Astrodata uses a YAML configuration file to control code tracking, data tracking, and machine learning preprocessing. Below is a sample configuration and a description of each section.

Configuration Sections

project_path

  • Root path of your project. Used to resolve relative paths.

code

  • enable: Enable or disable code tracking with Git.

  • auto_commit: Automatically commit tracked files.

  • tracked_files: List of files or directories to track.

  • commit_message: Default commit message.

  • branch: Git branch to use.

  • remote:

    • enable: Enable pushing to a remote repository.

    • name: Name of the remote (e.g., “origin”).

    • url: URL of the remote repository.

  • ssh_key_path: Path to SSH key for authentication.

  • token: Token for authentication.

data

  • enable: Enable or disable data tracking with DVC.

  • paths: List of data directories or files to track.

  • remote: Full path to the DVC remote storage.

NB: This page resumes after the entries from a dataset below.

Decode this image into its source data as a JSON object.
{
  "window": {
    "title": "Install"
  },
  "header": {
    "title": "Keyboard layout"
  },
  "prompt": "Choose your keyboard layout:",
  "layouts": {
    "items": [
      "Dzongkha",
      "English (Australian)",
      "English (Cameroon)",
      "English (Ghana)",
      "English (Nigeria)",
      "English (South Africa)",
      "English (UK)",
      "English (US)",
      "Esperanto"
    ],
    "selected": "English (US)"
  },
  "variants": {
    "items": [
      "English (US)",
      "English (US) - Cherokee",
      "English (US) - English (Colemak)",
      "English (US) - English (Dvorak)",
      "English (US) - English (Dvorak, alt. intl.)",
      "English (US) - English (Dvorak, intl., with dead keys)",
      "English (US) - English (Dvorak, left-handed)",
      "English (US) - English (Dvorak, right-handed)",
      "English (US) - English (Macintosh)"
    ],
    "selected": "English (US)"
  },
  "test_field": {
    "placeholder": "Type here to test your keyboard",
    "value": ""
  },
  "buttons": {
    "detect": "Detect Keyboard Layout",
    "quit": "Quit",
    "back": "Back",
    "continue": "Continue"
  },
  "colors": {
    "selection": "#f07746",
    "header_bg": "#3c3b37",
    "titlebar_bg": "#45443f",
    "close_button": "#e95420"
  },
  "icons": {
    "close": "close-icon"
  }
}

  • push: Whether to push data to the remote after tracking.

preml

The preml section of the configuration file allows you to define parameters for each preprocessing processor used in your machine learning pipeline. Each processor block must be named exactly as the corresponding processor class (e.g., TrainTestSplitter, OHE, MissingImputator). The YAML keys and values under each processor correspond directly to the parameters of that class.

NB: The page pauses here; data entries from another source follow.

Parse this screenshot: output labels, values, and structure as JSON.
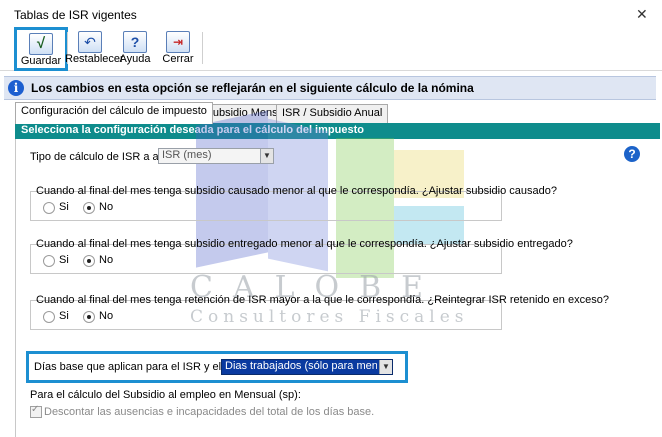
{
  "window": {
    "title": "Tablas de ISR vigentes"
  },
  "toolbar": {
    "save_label": "Guardar",
    "reset_label": "Restablecer",
    "help_label": "Ayuda",
    "close_label": "Cerrar"
  },
  "info_banner": {
    "text": "Los cambios en esta opción se reflejarán en el siguiente cálculo de la nómina"
  },
  "tabs": [
    {
      "label": "Configuración del cálculo de impuesto",
      "active": true
    },
    {
      "label": "ISR / Subsidio Mensual",
      "active": false
    },
    {
      "label": "ISR / Subsidio Anual",
      "active": false
    }
  ],
  "section": {
    "header": "Selecciona la configuración deseada para el cálculo del impuesto"
  },
  "isr_type": {
    "label": "Tipo de cálculo de ISR a aplicar:",
    "value": "ISR (mes)"
  },
  "groups": [
    {
      "title": "Cuando al final del mes tenga subsidio causado menor al que le correspondía. ¿Ajustar subsidio causado?",
      "yes": "Si",
      "no": "No",
      "selected": "No"
    },
    {
      "title": "Cuando al final del mes tenga subsidio entregado menor al que le correspondía. ¿Ajustar subsidio entregado?",
      "yes": "Si",
      "no": "No",
      "selected": "No"
    },
    {
      "title": "Cuando al final del mes tenga retención de ISR mayor a la que le correspondía. ¿Reintegrar ISR retenido en exceso?",
      "yes": "Si",
      "no": "No",
      "selected": "No"
    }
  ],
  "dias_base": {
    "label": "Días base que aplican para el  ISR y el Subsidio:",
    "value": "Dias trabajados (sólo para mensual sp)"
  },
  "subsidio": {
    "label": "Para el cálculo del Subsidio al empleo en Mensual (sp):",
    "discount_label": "Descontar las ausencias e incapacidades del total de los días base.",
    "discount_checked": true
  },
  "watermark": {
    "brand": "CALOBE",
    "tagline": "Consultores Fiscales"
  }
}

For example, the processor class TrainTestSplitter that takes parameters like targets, test_size, and random_state, your configuration should look like:

preml:
  TrainTestSplitter:
    targets:
      - "duration"
    test_size: 0.2
    random_state: 42
    validation:
      enabled: false
      size: 0.1

This approach ensures that your pipeline can be configured flexibly, and that all processor parameters are clearly specified in the config file. If you define processors both in code and in the config file, the code definitions will take precedence.

Usage

Pass the path to this YAML file as config_path to Tracker, DataPipeline, or PremlPipeline to control their behavior.